Judging people is so easy – and you may be next
Please take a look at this video. Some of life’s situations can let others assume some funny and not so funny stuff about who we are (the dad getting stopped by the police in the first clip could totally be our family). http://www.youtube.com/watch?v=uNdapXryZ98
Based on what we see we jump to conclusions in an instant. Just this morning I saw a FB post in which someone vented about Prius drivers. According to this person that kind of car invites folks to drive extremely slow. Others chimed in and ripped people for driving that car. Ironically Eclipse drivers and some other cars and their drivers did not fare all that well either. Hmm. Do you actually believe that this is true, or is this not a dangerous and mostly unfair generalization (I don’t want to know or car what they are saying about me and my car)? The common denominator here is that no one bothers to ask any questions. That is very common to all of us. We all do this on a daily basis and it could not be more riddled with issues.
Let me illustrate this with a recent example of this. I was in Germany on a train with my family and with my sister’s family. My sister and I were in stitches over the fact that she had fallen badly during a visit to a science museum. She wasn’t badly hurt, but it looked like a space shuttle launch after bouncing off a wall belonging to an interactive exhibit. I egged her on and had a royal case of the giggles.
During this giggle-fest an African man (he was on the phone loudly speaking in his native tongue) sat down not far from us. After about 20 minutes he got up to get out of the train and he passed right by us. He turned around and asked my in English were I was from. I told him and tried asking him the same question.

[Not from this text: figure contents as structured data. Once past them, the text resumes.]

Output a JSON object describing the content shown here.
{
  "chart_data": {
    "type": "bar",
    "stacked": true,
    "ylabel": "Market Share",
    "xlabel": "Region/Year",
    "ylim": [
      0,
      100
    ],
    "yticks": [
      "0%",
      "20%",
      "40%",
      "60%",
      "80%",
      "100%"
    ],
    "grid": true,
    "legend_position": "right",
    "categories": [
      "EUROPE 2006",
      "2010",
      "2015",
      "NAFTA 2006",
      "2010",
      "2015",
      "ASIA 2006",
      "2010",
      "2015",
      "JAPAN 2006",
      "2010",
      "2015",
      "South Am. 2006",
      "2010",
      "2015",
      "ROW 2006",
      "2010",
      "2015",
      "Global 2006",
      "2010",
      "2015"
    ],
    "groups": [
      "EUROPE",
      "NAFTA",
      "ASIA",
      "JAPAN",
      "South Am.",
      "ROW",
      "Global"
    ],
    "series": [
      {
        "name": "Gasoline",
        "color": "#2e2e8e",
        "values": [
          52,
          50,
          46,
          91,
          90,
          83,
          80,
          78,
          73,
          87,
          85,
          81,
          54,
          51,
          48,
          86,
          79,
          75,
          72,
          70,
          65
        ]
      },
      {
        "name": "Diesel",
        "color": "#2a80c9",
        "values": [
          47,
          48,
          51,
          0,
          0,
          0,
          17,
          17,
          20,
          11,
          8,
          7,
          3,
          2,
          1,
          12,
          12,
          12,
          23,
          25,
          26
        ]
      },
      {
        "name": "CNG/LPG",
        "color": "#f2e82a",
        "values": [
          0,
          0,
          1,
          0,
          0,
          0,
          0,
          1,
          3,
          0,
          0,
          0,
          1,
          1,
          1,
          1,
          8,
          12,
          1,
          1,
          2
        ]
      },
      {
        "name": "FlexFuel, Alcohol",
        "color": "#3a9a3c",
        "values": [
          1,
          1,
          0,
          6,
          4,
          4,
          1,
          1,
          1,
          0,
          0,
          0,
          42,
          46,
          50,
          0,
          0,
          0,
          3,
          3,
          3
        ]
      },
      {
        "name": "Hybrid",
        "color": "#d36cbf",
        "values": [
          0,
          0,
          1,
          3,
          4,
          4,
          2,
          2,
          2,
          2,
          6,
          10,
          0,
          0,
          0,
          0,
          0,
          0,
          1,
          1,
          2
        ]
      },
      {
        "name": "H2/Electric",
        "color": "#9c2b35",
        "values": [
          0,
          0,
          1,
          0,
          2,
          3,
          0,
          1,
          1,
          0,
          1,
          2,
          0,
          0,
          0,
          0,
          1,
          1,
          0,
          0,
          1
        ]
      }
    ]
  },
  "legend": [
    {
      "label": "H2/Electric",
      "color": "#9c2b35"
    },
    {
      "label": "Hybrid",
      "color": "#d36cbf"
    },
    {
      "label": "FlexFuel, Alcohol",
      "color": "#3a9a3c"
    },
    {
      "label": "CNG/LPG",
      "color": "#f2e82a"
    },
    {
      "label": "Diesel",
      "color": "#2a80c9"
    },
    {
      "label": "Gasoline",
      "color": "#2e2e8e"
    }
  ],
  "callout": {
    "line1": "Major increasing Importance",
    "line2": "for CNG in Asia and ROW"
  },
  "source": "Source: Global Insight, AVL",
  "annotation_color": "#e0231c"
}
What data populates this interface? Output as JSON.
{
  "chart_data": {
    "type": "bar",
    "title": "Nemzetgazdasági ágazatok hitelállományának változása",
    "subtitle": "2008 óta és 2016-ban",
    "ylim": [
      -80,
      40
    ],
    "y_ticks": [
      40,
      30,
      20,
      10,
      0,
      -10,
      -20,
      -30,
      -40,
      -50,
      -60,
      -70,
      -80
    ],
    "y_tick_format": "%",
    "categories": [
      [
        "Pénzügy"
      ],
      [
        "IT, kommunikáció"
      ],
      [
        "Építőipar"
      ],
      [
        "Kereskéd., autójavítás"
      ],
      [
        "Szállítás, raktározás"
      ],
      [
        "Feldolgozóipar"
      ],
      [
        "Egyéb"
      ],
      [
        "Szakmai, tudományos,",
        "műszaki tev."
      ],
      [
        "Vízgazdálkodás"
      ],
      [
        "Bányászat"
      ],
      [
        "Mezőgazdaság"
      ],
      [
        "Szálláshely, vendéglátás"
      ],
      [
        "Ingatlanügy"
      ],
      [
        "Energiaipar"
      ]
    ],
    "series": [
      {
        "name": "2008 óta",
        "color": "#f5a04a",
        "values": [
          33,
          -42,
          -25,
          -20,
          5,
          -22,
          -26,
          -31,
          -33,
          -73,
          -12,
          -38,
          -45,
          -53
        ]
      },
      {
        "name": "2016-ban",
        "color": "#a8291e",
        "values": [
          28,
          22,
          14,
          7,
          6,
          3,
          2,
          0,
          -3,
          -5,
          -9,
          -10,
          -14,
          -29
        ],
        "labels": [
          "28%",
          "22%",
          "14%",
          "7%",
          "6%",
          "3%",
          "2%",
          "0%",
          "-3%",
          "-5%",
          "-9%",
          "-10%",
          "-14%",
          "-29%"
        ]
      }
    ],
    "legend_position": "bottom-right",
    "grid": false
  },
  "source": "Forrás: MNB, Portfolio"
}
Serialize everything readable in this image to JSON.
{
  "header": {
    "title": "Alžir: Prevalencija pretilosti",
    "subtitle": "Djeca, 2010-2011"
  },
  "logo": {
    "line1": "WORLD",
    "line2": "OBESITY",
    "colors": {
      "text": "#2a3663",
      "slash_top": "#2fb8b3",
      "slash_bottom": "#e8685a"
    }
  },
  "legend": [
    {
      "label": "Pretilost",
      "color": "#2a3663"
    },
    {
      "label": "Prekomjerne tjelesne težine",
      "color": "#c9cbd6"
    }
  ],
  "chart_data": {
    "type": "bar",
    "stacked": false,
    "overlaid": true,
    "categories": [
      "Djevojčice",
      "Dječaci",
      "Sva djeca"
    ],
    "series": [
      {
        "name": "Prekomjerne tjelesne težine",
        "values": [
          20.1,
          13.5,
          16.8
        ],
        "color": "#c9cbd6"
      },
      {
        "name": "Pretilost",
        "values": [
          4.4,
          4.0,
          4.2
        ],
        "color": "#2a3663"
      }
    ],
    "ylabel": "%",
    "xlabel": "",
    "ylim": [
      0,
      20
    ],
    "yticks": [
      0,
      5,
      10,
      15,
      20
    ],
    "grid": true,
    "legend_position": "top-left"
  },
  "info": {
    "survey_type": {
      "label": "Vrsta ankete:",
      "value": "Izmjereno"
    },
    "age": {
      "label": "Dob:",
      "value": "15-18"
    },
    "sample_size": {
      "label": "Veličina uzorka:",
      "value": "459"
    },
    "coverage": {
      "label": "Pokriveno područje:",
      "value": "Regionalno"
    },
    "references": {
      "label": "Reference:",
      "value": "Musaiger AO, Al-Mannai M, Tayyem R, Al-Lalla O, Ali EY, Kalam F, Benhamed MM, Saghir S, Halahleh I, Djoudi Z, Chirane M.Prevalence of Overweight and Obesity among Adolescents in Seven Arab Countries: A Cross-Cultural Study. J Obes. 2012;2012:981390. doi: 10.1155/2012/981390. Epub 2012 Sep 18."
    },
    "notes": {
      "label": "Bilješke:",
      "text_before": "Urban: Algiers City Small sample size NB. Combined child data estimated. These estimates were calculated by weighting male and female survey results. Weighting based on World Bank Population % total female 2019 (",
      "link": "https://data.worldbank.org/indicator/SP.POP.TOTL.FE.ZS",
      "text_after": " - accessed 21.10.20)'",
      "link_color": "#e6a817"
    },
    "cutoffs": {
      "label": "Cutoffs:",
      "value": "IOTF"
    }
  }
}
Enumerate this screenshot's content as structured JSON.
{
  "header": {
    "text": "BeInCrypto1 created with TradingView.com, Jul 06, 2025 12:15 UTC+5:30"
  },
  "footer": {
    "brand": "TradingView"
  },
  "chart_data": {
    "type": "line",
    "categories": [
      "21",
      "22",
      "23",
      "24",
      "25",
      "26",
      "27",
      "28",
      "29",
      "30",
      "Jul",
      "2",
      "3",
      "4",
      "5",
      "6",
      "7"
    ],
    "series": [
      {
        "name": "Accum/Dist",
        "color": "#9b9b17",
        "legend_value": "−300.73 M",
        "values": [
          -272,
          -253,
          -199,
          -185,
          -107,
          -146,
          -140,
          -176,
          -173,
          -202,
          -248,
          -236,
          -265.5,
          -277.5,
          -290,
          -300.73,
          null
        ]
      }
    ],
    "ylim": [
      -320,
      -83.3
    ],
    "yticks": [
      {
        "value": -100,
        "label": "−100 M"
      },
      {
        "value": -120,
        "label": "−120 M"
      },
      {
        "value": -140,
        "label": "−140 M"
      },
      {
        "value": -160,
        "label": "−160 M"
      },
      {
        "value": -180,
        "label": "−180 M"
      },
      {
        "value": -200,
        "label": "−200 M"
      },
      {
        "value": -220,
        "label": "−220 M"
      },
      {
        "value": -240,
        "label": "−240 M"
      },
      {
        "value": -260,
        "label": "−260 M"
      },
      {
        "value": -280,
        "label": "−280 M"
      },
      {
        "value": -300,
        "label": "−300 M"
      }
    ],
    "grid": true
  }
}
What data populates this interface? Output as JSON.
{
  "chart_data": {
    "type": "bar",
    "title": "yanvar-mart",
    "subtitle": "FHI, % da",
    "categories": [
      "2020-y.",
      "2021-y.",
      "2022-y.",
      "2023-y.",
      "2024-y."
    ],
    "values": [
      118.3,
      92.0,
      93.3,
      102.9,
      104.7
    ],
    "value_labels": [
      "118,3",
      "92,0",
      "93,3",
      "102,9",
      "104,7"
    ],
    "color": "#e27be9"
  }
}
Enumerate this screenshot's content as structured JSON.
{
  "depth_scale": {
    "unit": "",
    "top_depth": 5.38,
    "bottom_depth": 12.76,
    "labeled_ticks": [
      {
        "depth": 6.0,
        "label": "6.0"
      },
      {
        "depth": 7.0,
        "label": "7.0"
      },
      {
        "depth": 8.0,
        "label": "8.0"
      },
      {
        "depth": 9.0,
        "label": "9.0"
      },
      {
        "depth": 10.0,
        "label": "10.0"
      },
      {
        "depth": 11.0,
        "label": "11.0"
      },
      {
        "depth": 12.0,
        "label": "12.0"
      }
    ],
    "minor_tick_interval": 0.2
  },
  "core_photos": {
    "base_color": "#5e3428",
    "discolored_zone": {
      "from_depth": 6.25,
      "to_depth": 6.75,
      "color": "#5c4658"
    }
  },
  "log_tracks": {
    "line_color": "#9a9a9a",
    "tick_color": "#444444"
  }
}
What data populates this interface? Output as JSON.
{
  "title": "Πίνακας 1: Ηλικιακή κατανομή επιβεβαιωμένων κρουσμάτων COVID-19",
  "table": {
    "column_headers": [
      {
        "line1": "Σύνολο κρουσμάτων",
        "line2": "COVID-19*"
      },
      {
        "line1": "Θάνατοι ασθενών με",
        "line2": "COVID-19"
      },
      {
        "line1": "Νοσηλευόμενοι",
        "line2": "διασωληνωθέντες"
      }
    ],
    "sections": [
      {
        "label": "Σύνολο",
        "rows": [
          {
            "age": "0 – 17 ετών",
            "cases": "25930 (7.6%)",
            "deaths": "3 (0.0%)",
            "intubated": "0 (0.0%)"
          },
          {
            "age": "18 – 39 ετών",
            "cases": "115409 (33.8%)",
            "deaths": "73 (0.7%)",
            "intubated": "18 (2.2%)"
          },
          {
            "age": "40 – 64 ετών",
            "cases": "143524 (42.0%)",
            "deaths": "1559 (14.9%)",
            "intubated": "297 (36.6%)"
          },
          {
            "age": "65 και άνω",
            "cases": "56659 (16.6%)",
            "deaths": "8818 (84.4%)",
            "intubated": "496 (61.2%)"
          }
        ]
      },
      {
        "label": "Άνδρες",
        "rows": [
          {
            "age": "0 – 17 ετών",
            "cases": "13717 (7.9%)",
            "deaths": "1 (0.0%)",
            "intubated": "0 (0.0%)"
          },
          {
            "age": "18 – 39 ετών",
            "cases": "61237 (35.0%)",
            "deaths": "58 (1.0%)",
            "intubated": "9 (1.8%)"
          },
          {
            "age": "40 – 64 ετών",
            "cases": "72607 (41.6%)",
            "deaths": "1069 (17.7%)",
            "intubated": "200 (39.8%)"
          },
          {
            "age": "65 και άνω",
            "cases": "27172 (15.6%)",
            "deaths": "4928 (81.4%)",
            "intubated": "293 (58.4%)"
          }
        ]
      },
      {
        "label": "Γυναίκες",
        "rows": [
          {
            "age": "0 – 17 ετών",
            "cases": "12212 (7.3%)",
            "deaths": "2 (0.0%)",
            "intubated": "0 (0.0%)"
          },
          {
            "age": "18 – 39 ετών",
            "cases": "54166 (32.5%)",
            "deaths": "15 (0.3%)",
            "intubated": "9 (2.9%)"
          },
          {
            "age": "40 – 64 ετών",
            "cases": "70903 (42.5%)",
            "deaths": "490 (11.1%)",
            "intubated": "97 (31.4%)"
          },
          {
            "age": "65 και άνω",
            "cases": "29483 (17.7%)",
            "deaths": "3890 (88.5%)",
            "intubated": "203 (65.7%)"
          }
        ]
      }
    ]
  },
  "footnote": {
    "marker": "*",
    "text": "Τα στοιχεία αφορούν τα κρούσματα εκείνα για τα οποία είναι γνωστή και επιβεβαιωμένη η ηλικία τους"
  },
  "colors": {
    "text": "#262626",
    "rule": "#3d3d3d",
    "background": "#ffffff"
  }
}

He totally lost it on me and berated me about how I will get into trouble one day if I do not manage to calm down. He was very upset at my sister and me. He thought all along that we had made fun of him! It was so bad that other train guest’s started to get up thinking that we needed help. It was not necessary as he finally got off the train.
I was stumped. How could he just assume that my sister and I had been laughing about him? I felt really bad about this situation, but a little while later I pondered the question as to why this person never asked us straight in the face why we were laughing. I would have been glad to explain the situation (I actually even had photos of my sister’s “take off and landing” to prove the story).
Then I asked myself what I would have done had I been in the place of the other person. I am still not so sure that I would have stopped to ask questions. It is so much easier to think and judge situations and leaving them be, but getting upset about it anyway.
Nasty thing about this is that every one of us – you are not safe regardless what vehicle you drive – can be at the receiving end of premature judgments. That is my call to action. Take a deep breath before you get yourself too worked up. Stay calm and cool. Try thinking rationally and ask questions helping clarify whatever misunderstanding may be at hand. It’s not only nicer, but also a lot healthier as well.